Les Belges et les perturbateurs endocriniens

Le 19 novembre 2020, Générations Futures assistait à un symposium organisé par les Mutualités Libres et Health and Environment Alliance (HEAL), dont le thème portait sur la réduction de l’exposition et de l’impact sur la santé lié aux perturbateurs endocriniens (PE). Cette conférence s’est déroulée dans le contexte de l’élaboration d’un plan d’action Belge sur les perturbateurs endocriniens et de la publication des objectifs fixé par le Pacte vert pour l’Europe (European Green deal).

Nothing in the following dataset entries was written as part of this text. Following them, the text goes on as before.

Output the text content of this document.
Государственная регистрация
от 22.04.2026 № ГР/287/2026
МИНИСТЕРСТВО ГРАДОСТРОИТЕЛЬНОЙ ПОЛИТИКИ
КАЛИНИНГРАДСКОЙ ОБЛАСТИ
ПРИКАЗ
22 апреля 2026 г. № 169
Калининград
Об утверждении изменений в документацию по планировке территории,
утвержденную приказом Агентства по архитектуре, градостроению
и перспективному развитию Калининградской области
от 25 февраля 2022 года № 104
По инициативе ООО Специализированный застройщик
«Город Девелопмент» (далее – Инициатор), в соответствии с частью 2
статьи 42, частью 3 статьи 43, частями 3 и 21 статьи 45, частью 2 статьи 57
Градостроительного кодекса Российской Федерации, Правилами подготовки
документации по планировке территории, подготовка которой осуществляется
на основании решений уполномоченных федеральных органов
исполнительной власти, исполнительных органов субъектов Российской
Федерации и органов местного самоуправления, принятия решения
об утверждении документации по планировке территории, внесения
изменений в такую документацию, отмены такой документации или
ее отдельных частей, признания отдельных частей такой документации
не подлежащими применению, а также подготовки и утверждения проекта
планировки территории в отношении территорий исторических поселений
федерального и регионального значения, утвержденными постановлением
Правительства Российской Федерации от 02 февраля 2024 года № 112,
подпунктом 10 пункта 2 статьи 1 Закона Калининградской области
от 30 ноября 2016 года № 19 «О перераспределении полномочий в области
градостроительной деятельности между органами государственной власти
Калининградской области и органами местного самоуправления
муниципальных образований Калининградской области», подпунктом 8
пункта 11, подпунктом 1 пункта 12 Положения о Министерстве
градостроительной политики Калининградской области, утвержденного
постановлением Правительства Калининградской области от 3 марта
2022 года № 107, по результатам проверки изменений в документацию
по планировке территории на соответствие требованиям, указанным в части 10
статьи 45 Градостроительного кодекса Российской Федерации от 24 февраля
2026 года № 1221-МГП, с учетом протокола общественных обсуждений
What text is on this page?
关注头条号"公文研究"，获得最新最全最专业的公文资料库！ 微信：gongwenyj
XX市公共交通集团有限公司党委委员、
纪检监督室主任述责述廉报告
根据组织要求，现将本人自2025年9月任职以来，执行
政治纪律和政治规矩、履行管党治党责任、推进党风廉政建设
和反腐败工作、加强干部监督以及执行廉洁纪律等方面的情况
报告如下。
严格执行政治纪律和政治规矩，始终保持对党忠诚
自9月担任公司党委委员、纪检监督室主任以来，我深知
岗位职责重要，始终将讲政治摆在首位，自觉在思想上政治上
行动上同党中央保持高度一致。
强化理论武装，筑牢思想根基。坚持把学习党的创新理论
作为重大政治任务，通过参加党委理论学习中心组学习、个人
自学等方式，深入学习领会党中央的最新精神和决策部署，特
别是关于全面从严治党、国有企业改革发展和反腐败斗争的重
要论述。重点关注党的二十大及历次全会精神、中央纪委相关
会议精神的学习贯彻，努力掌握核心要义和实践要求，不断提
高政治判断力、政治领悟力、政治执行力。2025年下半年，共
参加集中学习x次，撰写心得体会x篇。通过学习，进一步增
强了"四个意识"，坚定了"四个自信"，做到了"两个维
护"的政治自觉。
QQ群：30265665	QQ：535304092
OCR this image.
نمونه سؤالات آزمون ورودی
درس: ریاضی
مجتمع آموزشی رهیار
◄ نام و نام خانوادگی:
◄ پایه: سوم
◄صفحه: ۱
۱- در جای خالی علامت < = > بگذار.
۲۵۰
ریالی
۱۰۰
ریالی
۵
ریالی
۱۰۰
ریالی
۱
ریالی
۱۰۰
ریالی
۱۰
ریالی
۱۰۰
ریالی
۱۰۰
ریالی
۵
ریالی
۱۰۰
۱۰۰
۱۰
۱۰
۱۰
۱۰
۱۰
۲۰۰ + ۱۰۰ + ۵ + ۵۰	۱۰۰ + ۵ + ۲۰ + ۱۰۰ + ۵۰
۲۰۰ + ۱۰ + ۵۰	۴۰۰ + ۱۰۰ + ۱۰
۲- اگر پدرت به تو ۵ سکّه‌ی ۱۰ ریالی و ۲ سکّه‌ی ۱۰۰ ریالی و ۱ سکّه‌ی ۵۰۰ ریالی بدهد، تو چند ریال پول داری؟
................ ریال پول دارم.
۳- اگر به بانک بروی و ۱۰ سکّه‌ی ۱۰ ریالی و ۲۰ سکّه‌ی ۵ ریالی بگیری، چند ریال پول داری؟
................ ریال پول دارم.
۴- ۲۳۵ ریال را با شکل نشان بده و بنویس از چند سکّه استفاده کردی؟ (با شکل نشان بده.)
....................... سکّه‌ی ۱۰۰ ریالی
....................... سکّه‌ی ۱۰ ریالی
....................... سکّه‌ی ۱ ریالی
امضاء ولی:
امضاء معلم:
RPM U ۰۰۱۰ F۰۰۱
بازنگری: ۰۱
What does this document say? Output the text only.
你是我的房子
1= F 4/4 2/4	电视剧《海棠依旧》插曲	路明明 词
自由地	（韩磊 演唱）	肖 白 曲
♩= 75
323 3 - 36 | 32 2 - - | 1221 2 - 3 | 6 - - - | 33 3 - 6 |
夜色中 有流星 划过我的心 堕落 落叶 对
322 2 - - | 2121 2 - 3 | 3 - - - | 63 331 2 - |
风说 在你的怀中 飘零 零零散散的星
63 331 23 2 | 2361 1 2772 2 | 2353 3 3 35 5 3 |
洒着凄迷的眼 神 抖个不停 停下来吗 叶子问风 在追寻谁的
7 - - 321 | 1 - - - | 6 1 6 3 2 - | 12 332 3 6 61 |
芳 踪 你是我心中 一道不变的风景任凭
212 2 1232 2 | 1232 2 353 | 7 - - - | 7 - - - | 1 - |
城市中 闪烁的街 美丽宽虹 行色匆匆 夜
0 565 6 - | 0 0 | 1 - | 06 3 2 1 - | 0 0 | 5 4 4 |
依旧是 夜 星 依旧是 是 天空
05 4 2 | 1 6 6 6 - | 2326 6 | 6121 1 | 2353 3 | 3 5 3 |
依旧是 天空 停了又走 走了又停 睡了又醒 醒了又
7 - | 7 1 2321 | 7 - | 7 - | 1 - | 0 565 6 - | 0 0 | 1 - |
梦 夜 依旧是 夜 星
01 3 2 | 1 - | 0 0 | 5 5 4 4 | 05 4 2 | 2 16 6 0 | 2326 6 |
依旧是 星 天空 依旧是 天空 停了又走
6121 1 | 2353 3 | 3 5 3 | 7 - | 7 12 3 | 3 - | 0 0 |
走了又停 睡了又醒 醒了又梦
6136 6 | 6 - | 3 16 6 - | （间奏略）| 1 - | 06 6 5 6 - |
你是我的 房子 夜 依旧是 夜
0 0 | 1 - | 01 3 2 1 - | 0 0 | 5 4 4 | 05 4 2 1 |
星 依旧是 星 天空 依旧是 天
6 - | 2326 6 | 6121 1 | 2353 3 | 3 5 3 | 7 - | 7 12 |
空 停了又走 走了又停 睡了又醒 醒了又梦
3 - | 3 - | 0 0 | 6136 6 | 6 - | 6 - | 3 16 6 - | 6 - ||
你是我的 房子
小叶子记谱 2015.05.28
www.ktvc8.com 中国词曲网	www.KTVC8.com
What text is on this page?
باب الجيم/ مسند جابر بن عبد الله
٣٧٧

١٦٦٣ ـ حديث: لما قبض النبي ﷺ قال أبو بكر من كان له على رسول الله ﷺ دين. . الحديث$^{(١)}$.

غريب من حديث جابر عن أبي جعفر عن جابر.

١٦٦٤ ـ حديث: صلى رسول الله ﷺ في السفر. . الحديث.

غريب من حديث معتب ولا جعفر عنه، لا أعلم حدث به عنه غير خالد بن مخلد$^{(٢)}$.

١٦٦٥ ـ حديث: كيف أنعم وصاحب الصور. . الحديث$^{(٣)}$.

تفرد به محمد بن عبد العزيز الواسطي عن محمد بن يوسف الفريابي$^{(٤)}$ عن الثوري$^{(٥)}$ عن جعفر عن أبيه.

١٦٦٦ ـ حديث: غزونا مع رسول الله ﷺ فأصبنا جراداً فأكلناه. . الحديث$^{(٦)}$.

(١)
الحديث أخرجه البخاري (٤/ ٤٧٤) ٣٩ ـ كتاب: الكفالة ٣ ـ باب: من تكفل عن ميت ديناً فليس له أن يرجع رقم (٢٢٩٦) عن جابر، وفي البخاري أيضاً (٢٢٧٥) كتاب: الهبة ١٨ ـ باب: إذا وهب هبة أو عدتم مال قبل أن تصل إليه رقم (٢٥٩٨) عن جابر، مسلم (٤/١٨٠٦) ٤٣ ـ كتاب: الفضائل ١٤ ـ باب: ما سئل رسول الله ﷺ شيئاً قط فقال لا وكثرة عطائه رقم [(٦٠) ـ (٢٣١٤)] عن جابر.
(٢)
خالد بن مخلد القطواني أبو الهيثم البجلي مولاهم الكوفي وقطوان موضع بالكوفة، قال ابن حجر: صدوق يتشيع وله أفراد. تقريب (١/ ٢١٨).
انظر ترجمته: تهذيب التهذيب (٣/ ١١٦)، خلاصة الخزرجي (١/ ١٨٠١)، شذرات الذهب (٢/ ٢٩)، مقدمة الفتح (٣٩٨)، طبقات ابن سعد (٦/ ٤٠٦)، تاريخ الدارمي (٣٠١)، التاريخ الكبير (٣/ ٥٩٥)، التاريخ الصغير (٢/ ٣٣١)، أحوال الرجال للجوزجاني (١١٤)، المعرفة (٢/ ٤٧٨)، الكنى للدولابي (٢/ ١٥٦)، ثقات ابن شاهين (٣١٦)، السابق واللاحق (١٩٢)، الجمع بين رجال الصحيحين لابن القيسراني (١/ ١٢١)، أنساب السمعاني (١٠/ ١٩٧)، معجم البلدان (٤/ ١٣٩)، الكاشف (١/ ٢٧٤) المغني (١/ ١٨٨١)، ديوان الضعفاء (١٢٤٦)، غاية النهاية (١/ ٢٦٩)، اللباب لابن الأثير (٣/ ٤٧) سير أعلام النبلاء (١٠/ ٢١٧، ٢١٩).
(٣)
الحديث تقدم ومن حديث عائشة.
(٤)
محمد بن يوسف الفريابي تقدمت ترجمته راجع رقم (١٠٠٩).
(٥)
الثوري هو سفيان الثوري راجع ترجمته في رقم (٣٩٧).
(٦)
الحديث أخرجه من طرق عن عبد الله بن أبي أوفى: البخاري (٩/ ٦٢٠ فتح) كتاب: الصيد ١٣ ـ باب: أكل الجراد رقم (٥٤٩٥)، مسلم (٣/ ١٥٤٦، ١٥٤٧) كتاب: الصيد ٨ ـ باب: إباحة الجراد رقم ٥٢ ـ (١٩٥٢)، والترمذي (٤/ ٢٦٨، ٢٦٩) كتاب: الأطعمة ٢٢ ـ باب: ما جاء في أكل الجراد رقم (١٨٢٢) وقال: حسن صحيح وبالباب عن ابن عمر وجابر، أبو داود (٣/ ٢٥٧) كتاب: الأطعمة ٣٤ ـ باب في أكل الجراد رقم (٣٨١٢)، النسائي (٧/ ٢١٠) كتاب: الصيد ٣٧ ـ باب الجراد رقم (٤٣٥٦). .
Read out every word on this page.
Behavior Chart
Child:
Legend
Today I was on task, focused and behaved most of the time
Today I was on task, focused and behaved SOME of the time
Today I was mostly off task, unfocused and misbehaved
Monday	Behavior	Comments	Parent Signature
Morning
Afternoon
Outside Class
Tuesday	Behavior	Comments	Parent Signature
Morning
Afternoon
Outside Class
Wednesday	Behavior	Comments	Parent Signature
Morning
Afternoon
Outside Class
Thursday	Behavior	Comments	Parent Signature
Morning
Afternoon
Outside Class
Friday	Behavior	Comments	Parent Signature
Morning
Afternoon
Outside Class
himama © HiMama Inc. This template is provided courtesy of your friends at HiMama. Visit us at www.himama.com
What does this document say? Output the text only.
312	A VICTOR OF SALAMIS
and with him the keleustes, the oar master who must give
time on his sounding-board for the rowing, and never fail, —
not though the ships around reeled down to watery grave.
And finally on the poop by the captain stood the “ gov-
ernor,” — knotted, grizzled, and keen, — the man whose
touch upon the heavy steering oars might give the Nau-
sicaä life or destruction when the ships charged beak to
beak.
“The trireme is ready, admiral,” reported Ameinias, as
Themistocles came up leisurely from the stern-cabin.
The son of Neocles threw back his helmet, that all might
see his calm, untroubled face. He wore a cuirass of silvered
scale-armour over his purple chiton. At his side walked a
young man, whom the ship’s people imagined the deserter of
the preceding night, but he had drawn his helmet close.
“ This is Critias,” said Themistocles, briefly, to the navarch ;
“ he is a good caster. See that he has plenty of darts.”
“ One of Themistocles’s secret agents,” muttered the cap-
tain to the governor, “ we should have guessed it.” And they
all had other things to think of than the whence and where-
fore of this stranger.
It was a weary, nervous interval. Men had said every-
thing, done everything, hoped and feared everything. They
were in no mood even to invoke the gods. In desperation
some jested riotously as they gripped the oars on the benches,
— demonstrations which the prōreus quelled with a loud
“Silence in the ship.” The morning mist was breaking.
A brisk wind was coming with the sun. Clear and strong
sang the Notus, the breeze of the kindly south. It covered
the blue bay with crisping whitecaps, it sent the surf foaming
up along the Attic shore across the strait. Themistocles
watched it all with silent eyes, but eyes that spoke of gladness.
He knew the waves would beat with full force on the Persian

Pour rappel, les PE sont décrits par l’Organisation mondiale de la santé (OMS) comme  » une substance ou un mélange exogène altérant les fonctions du système endocrinien et induisant des effets nocifs sur la santé d’un organisme intact, de ses descendants ou au sein de sous-populations « . Or, étant donné leur caractère ubiquitaire, l’Homme y est constamment exposé. Leur gestion constitut donc une priorité mondiale pour la protection de l’environnement et de la santé humaine. Cette gestion est d’ailleurs d’autant plus difficile que ces substances présentent certaines caractéristiques, qui contredisent notamment les principes de la toxicologie classique :

  • il n’y généralement pas de corrélation entre la quantité et les effets observés (la dose ne fait pas la poison)
  • délai possible entre la période d’exposition et ses effets ce qui rend délicat la mise en évidence de lien entre les deux
  • importance des fenêtres d’expositions, c’est à dire les périodes de la vie lors desquelles l’individu est exposé (période de vie périnatale par exemple où le fœtus est particulièrement sensible)
  • les effets de mélanges sont difficilement prévisibles

Malgré ces éléments alarmants, les perturbateurs endocriniens sont globalement peu connus par la population générale, alors même que le coût qu’il leur est associé est estimé à 163 milliards d’euros par an en Europe. Ce manque de connaissances a d’ailleurs été observé dans une récente étude réalisée en Irlande du Nord.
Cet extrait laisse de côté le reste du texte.